When we reached the station, we were not even allowed to dock with it. Another problem was the credit conversion with the Tuleth. They had their own currency, and trading in precious metals was tedious as they had a highly fluctuating market.
The data slates were a hot commodity as expected and all 10,000 were quickly consigned for sale and transport. It was Suruchi’s problem to figure out the amenable exchange. It was almost like a barter system as she tried to figure out what metals were available and if the value was enough in the provided quantities. It would have been nice if there had been a universal currency. We would just be adding to our stockpiles.
When I got the final numbers on the data slates, it looked like we made a huge profit. The large shell sculptures were also selling well, three to five times what Suruchi had paid.
Damian even said the fuel purity was much higher than advertised. I noted down in my logs that the Tuleth were fair but cautious traders. As we finished up our trading in four days I commed and asked the Tuleth about the human fleet. The Union fleet should have passed this way about eight months ago, according to my intelligence.
It took six hours and a small fee to get the info I wanted. I was sent sensor data of two human fleets that passed through. The fleets remained in the outer system while the fuel transports were resupplied. The fleets had been here nearly forty days, undergoing repairs and refueling. They left 197 days ago.
The scans were not detailed, and the human ships had their identifying transponders off. Elvis cleaned up the images as best he could, and the only capital ship we could identify for sure was the battleship Bastion’s Shield. That was the ship that Nila had been assigned to. I couldn’t identify my brother’s ships from the scans, but I was hopeful. Eighteen capital ships that were cruiser and larger, and sixty-two support ships had passed through this system. The Tuleth even supplied the relative vectors when they departed. A fleet that size would need to make long stops. If all goes well, we should be able to catch them in about a year’s time.

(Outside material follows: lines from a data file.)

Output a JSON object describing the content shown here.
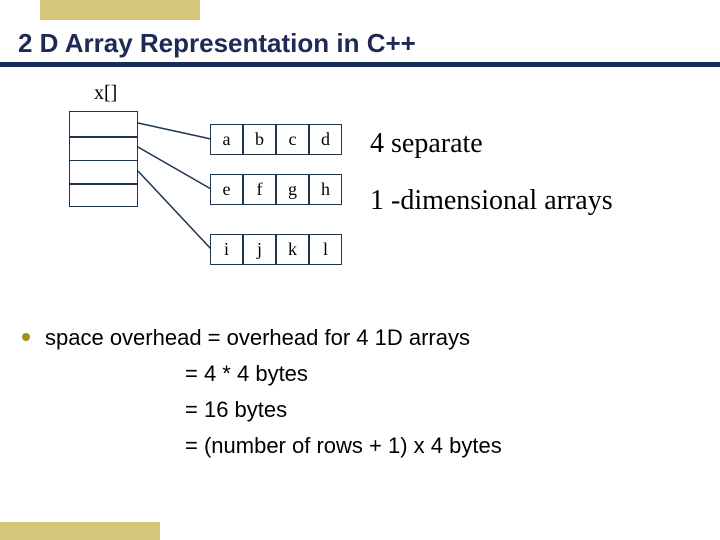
{
  "title": "2 D Array Representation in C++",
  "pointer_label": "x[]",
  "rows": [
    {
      "cells": [
        "a",
        "b",
        "c",
        "d"
      ]
    },
    {
      "cells": [
        "e",
        "f",
        "g",
        "h"
      ]
    },
    {
      "cells": [
        "i",
        "j",
        "k",
        "l"
      ]
    }
  ],
  "caption_line1": "4 separate",
  "caption_line2": "1 -dimensional arrays",
  "bullet": {
    "line1": "space overhead = overhead for 4 1D arrays",
    "line2": "= 4 * 4 bytes",
    "line3": "= 16 bytes",
    "line4": "= (number of rows + 1) x 4 bytes"
  }
}
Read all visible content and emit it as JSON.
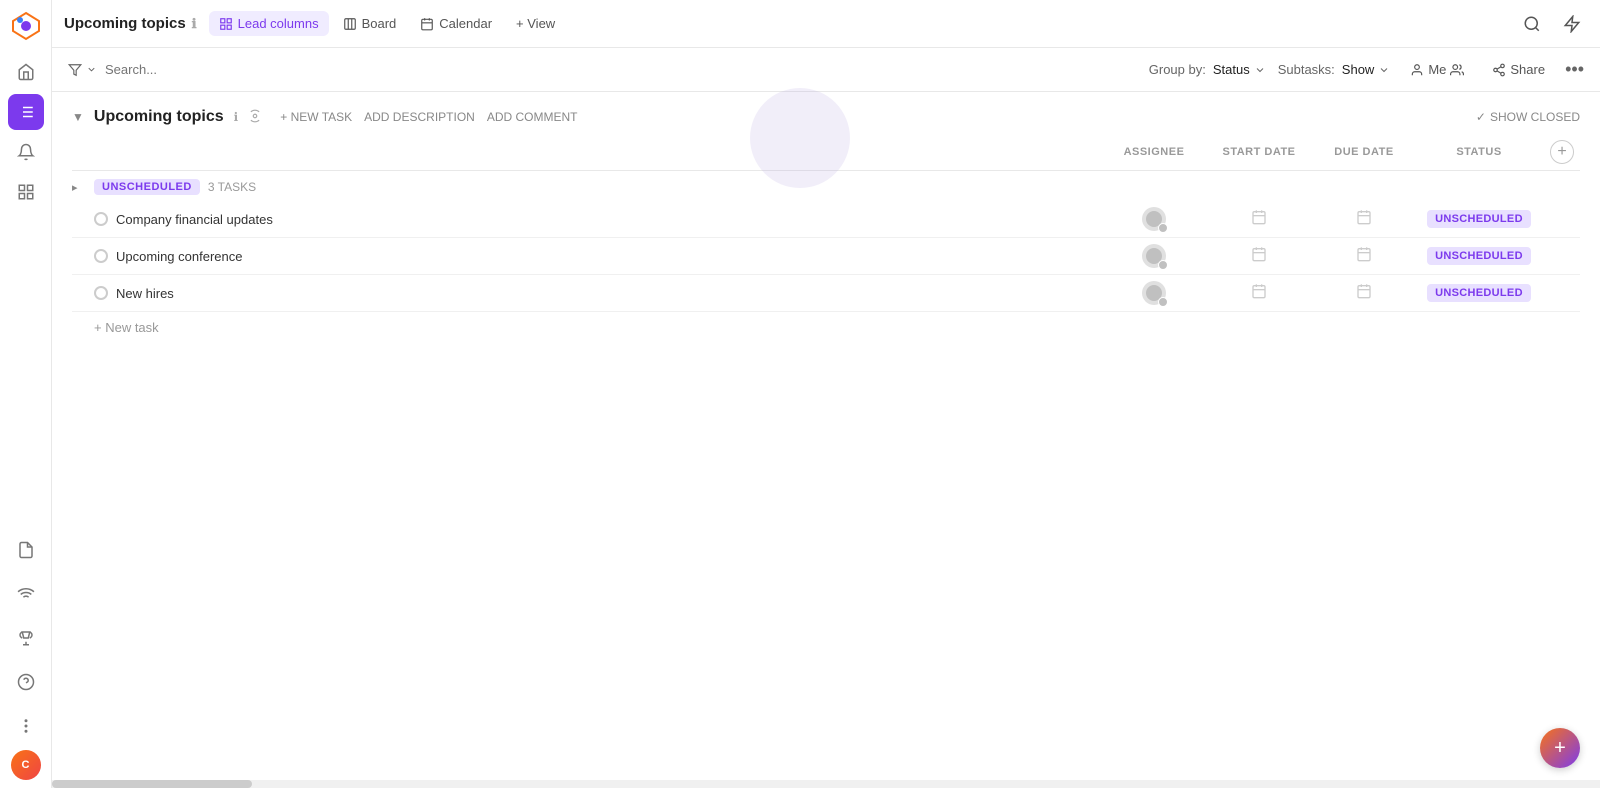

Our next stop was negotiations with the Squirrel. Suruchi added two trade goods to our hold. One was fermented milk from a mammalian sea creature. I tried it and thought it was quite good. The second was a silky textile from a creature like was described as jellyfish-like…if a jellyfish was two hundred feet in diameter. The second commodity was extremely cheap, and the textile was soft, silky, and extremely durable. The only issue Suruchi told me is that it was resistant to dyeing attempts, so the opaque white color was the only option. She still thought we could sell it for two to three hundred times what we were paying for it—to humans in the core worlds. Adding half a million square meters to our holds was worth the risk, and I allowed the purchase.
As we made our way out of the system to transition to subspace, Elias informed me that the Tuleth were engaging in combat with the other side of the system. Even focusing our sensors at that distance, we got very grainy images. The Tuleth didn’t respond to our requests for their scanning data, and I decided it was best to just leave. Four hours later, we transitioned earlier than planned.